Essai Honda CB500 X – Petite moto pour grands espaces
Test Honda

Essai Honda CB500 X – Petite moto pour grands espaces

Pour 2022, Honda a peaufiné son petit trail aventurier. Avec comme principales modifications une nouvelle fourche, ainsi que de nouveaux freins avant. Nous avons pu tester ces évolutions, sur trois jours et plus de 800 kilomètres, dans le nord-est de l’Ecosse.

Chez Honda, la famille des CB500 est celle qui permet d’accéder aux plaisirs motocyclistes. Entendez par là des motos compatibles avec le permis «A limité», passage obligé avant de pouvoir accéder aux plus grosses cylindrées. Et chez Honda, lorsqu’on débute, il y en a pour tous les goûts.

La gamme 500 prend la pose à John O’Groats, le point le plus au nord de la Grande-Bretagne. Seule la Rebel n’évolue pas pour 2022.
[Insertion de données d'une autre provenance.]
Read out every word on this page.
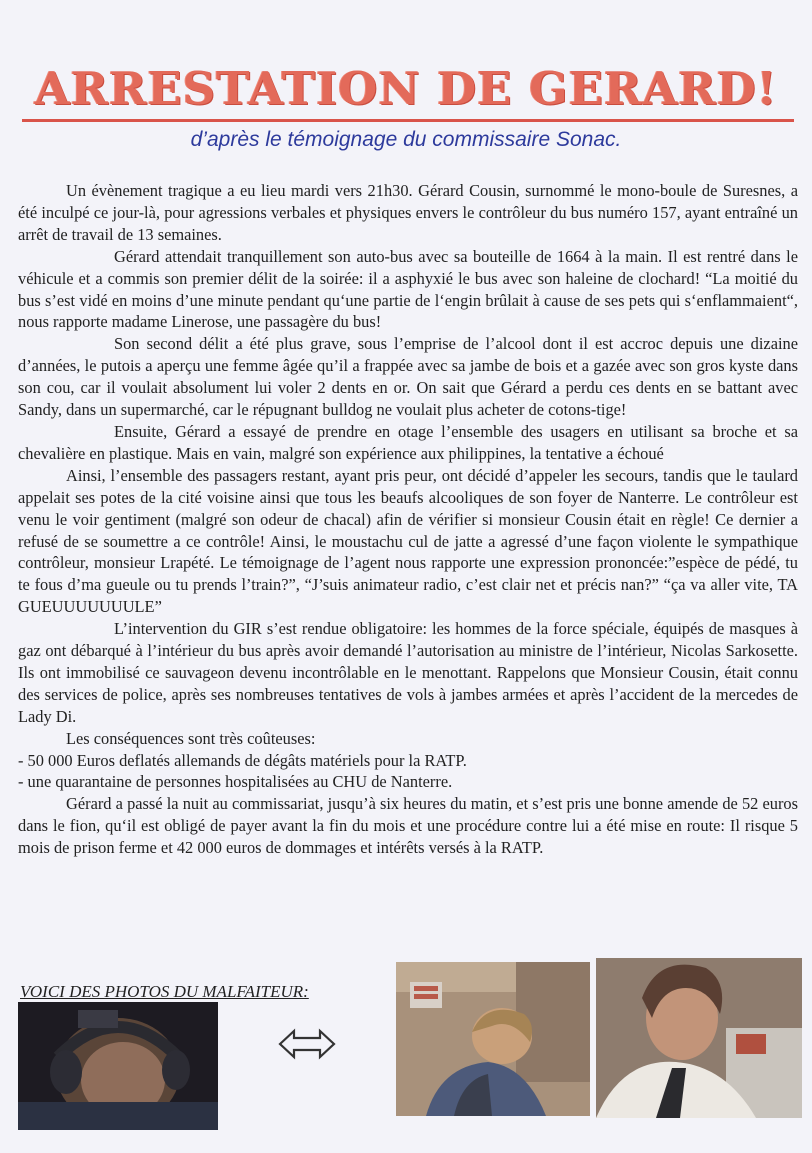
ARRESTATION DE GERARD!
d’après le témoignage du commissaire Sonac.

Un évènement tragique a eu lieu mardi vers 21h30. Gérard Cousin, surnommé le mono-boule de Suresnes, a été inculpé ce jour-là, pour agressions verbales et physiques envers le contrôleur du bus numéro 157, ayant entraîné un arrêt de travail de 13 semaines.

Gérard attendait tranquillement son auto-bus avec sa bouteille de 1664 à la main. Il est rentré dans le véhicule et a commis son premier délit de la soirée: il a asphyxié le bus avec son haleine de clochard! “La moitié du bus s’est vidé en moins d’une minute pendant qu‘une partie de l‘engin brûlait à cause de ses pets qui s‘enflammaient“, nous rapporte madame Linerose, une passagère du bus!

Son second délit a été plus grave, sous l’emprise de l’alcool dont il est accroc depuis une dizaine d’années, le putois a aperçu une femme âgée qu’il a frappée avec sa jambe de bois et a gazée avec son gros kyste dans son cou, car il voulait absolument lui voler 2 dents en or. On sait que Gérard a perdu ces dents en se battant avec Sandy, dans un supermarché, car le répugnant bulldog ne voulait plus acheter de cotons-tige!

Ensuite, Gérard a essayé de prendre en otage l’ensemble des usagers en utilisant sa broche et sa chevalière en plastique. Mais en vain, malgré son expérience aux philippines, la tentative a échoué

Ainsi, l’ensemble des passagers restant, ayant pris peur, ont décidé d’appeler les secours, tandis que le taulard appelait ses potes de la cité voisine ainsi que tous les beaufs alcooliques de son foyer de Nanterre. Le contrôleur est venu le voir gentiment (malgré son odeur de chacal) afin de vérifier si monsieur Cousin était en règle! Ce dernier a refusé de se soumettre a ce contrôle! Ainsi, le moustachu cul de jatte a agressé d’une façon violente le sympathique contrôleur, monsieur Lrapété. Le témoignage de l’agent nous rapporte une expression prononcée:”espèce de pédé, tu te fous d’ma gueule ou tu prends l’train?”, “J’suis animateur radio, c’est clair net et précis nan?” “ça va aller vite, TA GUEUUUUUUULE”

L’intervention du GIR s’est rendue obligatoire: les hommes de la force spéciale, équipés de masques à gaz ont débarqué à l’intérieur du bus après avoir demandé l’autorisation au ministre de l’intérieur, Nicolas Sarkosette. Ils ont immobilisé ce sauvageon devenu incontrôlable en le menottant. Rappelons que Monsieur Cousin, était connu des services de police, après ses nombreuses tentatives de vols à jambes armées et après l’accident de la mercedes de Lady Di.

Les conséquences sont très coûteuses:

- 50 000 Euros deflatés allemands de dégâts matériels pour la RATP.

- une quarantaine de personnes hospitalisées au CHU de Nanterre.

Gérard a passé la nuit au commissariat, jusqu’à six heures du matin, et s’est pris une bonne amende de 52 euros dans le fion, qu‘il est obligé de payer avant la fin du mois et une procédure contre lui a été mise en route: Il risque 5 mois de prison ferme et 42 000 euros de dommages et intérêts versés à la RATP.

VOICI DES PHOTOS DU MALFAITEUR:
Du custom, avec la CMX 500 Rebel (testée l’an dernier). Du roadster, avec la CB500F. De la sportive, avec la CBR500R. Et du trail, avec la CB500X. Avec pour point commun le même bicylindre parallèle, qui développe la puissance maximum autorisée pour la catégorie, soit 47,5 chevaux (ou 35 kW). Hormis sur la Rebel, dont les réglages diffèrent pour offrir plus de couple à bas-régime.

Mais sur les trois nouveautés 2022, le moteur ne change pas et reste identique aux modèles 2021, mis à part un nouveau réglage de l’injection qui devrait donner «plus de caractère» au petit twin de 471 cm3, selon l’argumentaire de la marque.

La CB500X 2022, sur Applecross Pass.

Vous l’aurez compris, c’est dans la finesse, et principalement au niveau de la partie-cycle, que la CB500X évolue.

Évolutions en douceur

Cela passe en premier lieu par l’adoption d’une fourche inversée Showa d’un diamètre de 41 mm, héritée de la CBR650R. Cette fourche, de type SFF BP (pour «Separate Function Big Piston»), permet de séparer les fonctions d’amortissement et de précharge, chacune dans un tube distinct. Ceci pour une meilleure réactivité et une tenue de route plus précise.

Plus qualitative, la fourche est toutefois dénuée de réglages.

Le mono-amortisseur arrière ne change pas, mais voit son réglage adapté à la nouvelle géométrie de l’engin. Il est réglable en précharge sur cinq niveaux, mais cela nécessite malheureusement un outil.

L’esthétique n’est pas profondément modifiée, mis à part un garde-boue avant plus enveloppant et un phare avant au design modifié pour une meilleure efficacité.

C’est dans les entrailles de la CB500X que les ingénieurs japonais ont le plus travaillé. La répartition des masses a été revue dans le but rendre la moto plus instinctive. Assez légèrement tout de même, puisqu’elle passe de 48% sur l’avant et 52% sur l’arrière à respectivement 48,7% et 51,3%.

Une différence qui s’accompagne d’un gain de poids sur certains éléments. Le radiateur gagne ainsi 100 grammes, le bras oscillant (revu pour une meilleure efficacité en torsion latérale) est plus léger d’un kilo et les roues, redessinées, gagnent 500 grammes au total (dont 90% sur la roue avant).

Malgré cela, la CB500X prend deux kilos et affiche 199 kilos sur la balance, contre 197 les modèle précédent. Outre la nouvelle fourche, le système de freinage a également été remanié, avec une inévitable prise de poids à la clé. Deux disques (d’un diamètre de 296 mm) prennent place à l’avant, remplaçant le simple disque de 310 mm qui officiait jusqu’ici.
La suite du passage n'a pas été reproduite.